Centre-right lawmakers from Pieper’s European People’s Party (EPP) sought to simplify the process for hydrogen to be deemed “green”, making it possible to purchase electricity from the grid if the primary renewable energy source – such as solar or wind – is temporarily unavailable.
According to Pieper, the EPP’s aim is that “when there is no wind, purchasing from the grid is possible” for electro-fuel production, without losing the “green” designation.
But Green and socialist lawmakers objected against this because electricity taken from the grid can come from any source of energy, including fossil fuels like coal and gas, as well as nuclear power, which cannot be considered “renewable”.
“We are not completely satisfied with the principle of additionality for producing RFNBOs, because this proposal is too lax and may pose a problem for the credibility of renewable hydrogen production,” Casares told EURACTIV in emailed comments.

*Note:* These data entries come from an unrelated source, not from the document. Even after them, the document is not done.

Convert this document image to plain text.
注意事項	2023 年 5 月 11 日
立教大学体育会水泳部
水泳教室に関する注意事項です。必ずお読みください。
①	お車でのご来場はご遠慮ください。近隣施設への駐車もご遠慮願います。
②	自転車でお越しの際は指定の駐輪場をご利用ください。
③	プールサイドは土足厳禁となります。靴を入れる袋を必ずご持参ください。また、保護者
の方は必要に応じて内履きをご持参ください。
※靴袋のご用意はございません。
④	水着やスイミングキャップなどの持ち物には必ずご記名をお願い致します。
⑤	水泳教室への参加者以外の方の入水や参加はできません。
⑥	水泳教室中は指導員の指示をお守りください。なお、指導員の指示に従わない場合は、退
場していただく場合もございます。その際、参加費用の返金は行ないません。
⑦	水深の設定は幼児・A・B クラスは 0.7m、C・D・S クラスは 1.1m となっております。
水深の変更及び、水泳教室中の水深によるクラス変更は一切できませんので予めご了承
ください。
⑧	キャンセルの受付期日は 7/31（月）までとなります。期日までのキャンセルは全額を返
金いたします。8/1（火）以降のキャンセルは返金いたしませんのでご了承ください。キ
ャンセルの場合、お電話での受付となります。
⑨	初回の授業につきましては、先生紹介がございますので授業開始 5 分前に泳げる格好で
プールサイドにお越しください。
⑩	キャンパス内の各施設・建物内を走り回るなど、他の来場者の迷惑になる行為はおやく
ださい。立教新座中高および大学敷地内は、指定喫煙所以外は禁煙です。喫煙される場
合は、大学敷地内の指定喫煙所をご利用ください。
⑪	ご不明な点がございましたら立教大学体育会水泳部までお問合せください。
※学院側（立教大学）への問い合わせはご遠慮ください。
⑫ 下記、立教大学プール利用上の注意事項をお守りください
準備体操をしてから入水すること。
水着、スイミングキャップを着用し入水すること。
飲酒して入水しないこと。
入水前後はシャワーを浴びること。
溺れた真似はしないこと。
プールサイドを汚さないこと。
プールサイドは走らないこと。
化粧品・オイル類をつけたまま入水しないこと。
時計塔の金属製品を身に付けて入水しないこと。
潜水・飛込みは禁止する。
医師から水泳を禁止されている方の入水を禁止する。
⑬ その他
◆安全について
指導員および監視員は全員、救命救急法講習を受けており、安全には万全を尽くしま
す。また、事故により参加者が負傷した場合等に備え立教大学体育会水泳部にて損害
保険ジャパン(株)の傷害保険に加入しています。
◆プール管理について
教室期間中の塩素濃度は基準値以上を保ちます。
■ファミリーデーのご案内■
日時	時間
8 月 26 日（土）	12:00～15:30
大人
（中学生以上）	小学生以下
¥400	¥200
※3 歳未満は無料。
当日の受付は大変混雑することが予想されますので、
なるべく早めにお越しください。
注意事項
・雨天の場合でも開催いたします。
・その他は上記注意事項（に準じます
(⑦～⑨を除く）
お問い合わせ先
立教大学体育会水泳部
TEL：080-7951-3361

The Spanish lawmaker put forward an alternative compromise which hues more closely to the text contained in the current directive.
The higher targets for electro-fuels were welcomed by the eFuel alliance, a Berlin-based trade association representing green fuel suppliers.
The Parliament committee vote is “an important signal to the fuel industry to prepare its business model for the sustainable energy transition” which at the same time “sets clear incentives for investments in renewable fuels” said Ralf Diemer, managing director of the eFuel Alliance.
Hydrogen Europe, an organisation representing companies in the Hydrogen sector, said the targets set by the committee are “the strong signals investors and project developers were waiting for”.
While the level of hydrogen and synthetic fuels in the transport sector energy mix was raised, the industry committee opted to maintain the targets for advanced biofuels – which are made from agricultural and forestry waste – proposed by the European Commission.
However, if new items are added to the list of EU-approved feedstocks for advanced biofuels (set out in Annex 9 of the directive), targets are to be increased proportionally following an impact assessment by the Commission.
The Advanced Biofuels Coalition LSB expressed disappointment with the Parliament committee vote, telling EURACTIV that some of the “very good elements” under discussion were watered down in the final proposal.
“Some of the original ideas circulated would have created strong investment incentives for the advanced biofuels sector. In the end, however, the compromise reached is very modest with regard to what is needed to be done to fast-track these investments,” said Marko Janhunen, chair of the Advanced Biofuels Coalition and director of public affairs at UPM.
“We consider that the strong message from the Commission’s REPowerEU proposal was not sufficiently heard,” he added, referring to the Commission’s proposal to end the bloc’s reliance on Russian energy.
Electro-fuels and road transport
While it is uncontroversial to suggest that e-fuels will be deployed to cut emissions in aviation and shipping, opinions differ as to whether electro-fuels should be used to decarbonise the road transport sector.
The topic came to the fore following EU proposals to prohibit the sale of new cars with internal combustion engines as of 2035.
Both the European Parliament and EU member states have agreed to the ban in principle, though EU countries have stipulated that the European Commission must carry out a review by 2026 examining the role e-fuels can play in decarbonising cars and vans.
Advocates, including right-leaning politicians, argue that e-fuels can prolong the life of internal combustion engine vehicles, which are a cheaper option for low-income consumers than EVs. E-fuels are also needed to decarbonise the existing vehicle stock, they claim.
Those against the deployment of e-fuels for cars and vans, including environmental campaigners and green lawmakers, point out that directly electrifying vehicles is more efficient than using scarce renewable electricity to create liquid fuels.